Running ubuntu 8.04

I built this off of the tripwire daily cron script. I'm trying to check the number of violations.

There's a problem when $tripResult is instantiated with the tripwire report- it doesn't have any newline characters.

This causes grep to not get the line with the number of violations, it just gets the entire report.

#!/bin/sh -e

tripwire=/usr/sbin/tripwire

[ -x $tripwire ] || exit 0

umask 027

tripResult=$($tripwire --check --quiet)

tripViolations=$(echo $tripResult | grep "Total violations found" | awk '{print $4}')

exit 0

Because storing the result in a shell variable always strings out redundant white space.

If you want newlines, then pipe it direct. tripViolations=$($tripwire --check --quiet | awk '/Total violations found/ {print $4}')

Thanks that works.

But I want to use the results in two different places- first check for violations, then email the full report to me, in the same script.

I could issue tripwire --check twice(bad), I could write the results to a file then read it twice(ok...), but is there some option that will keep redundant white space in the shell variable?

No.
You'll have to use a temp file.

Or write the whole thing in perl, then you can do whatever you want.

Doesn't tripwire write a to a report file by default?
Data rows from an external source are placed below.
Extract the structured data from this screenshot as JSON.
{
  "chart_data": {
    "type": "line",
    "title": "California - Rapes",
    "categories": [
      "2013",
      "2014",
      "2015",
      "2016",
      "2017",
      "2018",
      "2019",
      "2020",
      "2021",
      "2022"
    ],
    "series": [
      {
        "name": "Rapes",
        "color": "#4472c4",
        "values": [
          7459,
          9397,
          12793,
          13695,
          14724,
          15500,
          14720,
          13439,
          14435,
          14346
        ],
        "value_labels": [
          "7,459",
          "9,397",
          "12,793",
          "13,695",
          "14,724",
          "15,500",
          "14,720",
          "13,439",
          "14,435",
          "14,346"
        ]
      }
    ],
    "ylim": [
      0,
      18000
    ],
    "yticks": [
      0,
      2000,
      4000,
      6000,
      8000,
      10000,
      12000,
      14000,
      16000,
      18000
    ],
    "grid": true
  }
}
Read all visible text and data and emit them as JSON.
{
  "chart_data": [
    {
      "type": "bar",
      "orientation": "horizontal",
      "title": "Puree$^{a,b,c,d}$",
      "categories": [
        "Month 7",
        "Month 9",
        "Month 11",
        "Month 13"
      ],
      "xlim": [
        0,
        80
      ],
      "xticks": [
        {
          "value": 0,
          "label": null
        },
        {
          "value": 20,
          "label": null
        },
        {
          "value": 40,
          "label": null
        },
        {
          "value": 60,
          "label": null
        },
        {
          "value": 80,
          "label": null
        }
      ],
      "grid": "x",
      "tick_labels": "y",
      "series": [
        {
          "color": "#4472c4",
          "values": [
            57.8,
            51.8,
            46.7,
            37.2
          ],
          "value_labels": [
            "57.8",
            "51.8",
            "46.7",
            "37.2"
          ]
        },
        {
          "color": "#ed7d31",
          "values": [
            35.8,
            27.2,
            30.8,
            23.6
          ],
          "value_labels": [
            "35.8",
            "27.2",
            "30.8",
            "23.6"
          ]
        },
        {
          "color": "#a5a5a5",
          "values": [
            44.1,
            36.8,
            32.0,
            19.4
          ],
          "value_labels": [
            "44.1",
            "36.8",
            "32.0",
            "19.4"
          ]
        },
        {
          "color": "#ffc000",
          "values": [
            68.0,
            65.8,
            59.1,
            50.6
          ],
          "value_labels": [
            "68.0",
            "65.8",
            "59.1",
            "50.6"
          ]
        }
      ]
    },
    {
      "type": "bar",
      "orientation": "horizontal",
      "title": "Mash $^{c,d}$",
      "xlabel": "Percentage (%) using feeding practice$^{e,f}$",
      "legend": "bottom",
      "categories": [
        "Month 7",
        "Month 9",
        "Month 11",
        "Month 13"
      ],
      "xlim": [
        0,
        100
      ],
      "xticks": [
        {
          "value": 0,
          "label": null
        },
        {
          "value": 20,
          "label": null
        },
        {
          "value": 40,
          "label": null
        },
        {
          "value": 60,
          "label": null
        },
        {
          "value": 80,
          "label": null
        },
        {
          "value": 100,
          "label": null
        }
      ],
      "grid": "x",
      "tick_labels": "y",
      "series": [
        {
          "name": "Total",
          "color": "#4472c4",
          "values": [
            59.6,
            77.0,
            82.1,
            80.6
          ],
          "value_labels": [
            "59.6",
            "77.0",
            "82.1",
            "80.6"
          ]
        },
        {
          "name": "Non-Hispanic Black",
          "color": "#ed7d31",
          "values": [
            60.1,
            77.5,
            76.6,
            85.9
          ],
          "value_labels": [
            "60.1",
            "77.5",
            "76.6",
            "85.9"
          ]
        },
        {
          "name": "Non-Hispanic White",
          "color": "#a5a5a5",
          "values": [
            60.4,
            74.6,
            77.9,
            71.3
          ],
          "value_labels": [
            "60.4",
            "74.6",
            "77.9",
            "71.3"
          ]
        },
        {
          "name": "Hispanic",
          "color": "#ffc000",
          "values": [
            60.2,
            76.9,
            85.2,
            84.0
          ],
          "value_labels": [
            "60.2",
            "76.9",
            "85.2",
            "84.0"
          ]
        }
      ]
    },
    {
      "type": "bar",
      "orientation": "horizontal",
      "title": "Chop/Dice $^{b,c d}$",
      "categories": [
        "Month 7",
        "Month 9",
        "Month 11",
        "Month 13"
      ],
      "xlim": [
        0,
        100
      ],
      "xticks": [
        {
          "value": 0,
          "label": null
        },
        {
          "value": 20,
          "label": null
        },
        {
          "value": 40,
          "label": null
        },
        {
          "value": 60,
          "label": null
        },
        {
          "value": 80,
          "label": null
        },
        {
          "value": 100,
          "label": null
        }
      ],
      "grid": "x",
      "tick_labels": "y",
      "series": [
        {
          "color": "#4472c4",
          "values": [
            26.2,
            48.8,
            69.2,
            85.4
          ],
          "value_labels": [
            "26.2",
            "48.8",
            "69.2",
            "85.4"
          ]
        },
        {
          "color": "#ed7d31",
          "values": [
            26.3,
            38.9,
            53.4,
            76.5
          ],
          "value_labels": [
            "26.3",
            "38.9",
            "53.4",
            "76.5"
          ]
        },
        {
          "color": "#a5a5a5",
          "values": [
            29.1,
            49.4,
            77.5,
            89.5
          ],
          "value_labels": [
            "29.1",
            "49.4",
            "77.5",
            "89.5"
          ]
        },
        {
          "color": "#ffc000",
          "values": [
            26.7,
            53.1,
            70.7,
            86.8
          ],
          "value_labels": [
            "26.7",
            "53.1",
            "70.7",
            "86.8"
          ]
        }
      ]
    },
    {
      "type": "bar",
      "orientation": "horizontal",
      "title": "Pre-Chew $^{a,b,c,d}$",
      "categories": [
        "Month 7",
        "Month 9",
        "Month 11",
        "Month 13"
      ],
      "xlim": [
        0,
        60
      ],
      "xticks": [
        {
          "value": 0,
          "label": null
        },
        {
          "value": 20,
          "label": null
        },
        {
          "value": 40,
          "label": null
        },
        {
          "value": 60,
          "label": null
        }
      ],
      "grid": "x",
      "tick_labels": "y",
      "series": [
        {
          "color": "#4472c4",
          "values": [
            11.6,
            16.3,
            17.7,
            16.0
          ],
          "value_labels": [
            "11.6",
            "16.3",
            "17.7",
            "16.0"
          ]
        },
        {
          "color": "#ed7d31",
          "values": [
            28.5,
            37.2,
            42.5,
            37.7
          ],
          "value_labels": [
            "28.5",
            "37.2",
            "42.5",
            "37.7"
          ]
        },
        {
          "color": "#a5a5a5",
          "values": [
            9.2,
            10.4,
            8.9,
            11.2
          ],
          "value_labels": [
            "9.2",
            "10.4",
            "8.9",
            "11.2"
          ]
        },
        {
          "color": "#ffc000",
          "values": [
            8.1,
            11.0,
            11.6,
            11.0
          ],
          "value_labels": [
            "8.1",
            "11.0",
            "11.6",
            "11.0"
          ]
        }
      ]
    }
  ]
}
Maybe you could get the results you're looking for by running tripwire and then parsing the report?

Otherwise, I think you're just missing some quotes to hold everything together ;) Try this!

#!/bin/sh -e

tripwire=/usr/sbin/tripwire

[ -x $tripwire ] || exit 0

umask 027

tripResult="$($tripwire --check --quiet)"

tripViolations=$(echo "$tripResult" | awk '/Total.violations.found/ {print $4}')

exit 0

(I took some liberties with your grep|awk arrangement... why use 2 cmds when one will do! ;)

Another way to do this would be with a temporary file, like Salem said. You could do something like this:

#!/bin/sh -e

tripwire=/usr/sbin/tripwire

## configure the log file as a variable
logfile=/tmp/tw.log

[ -x $tripwire ] || exit 0

umask 027

$tripwire --check --quiet > $logfile

tripResult=$(cat $logfile)

tripViolations=$(awk '/Total.violations.found/ {print $4}' $logfile)

rm $logfile

exit 0

Or you might want to choose to keep those log files, and timestamp them.

logfile=/tmp/tw-$(date +%D-%T).log
# comment out the 'rm' at the end ;)
# rm $logfile

I hope this helps! Sorry if that's too much info... or not enough...

-G

See you shouldn't have done that cause now I used your solution instead of learning perl cause I'm lazy.

But seriously thanks it works great. For the log file I had to change %D to %F.

Edit: it was the second solution that worked.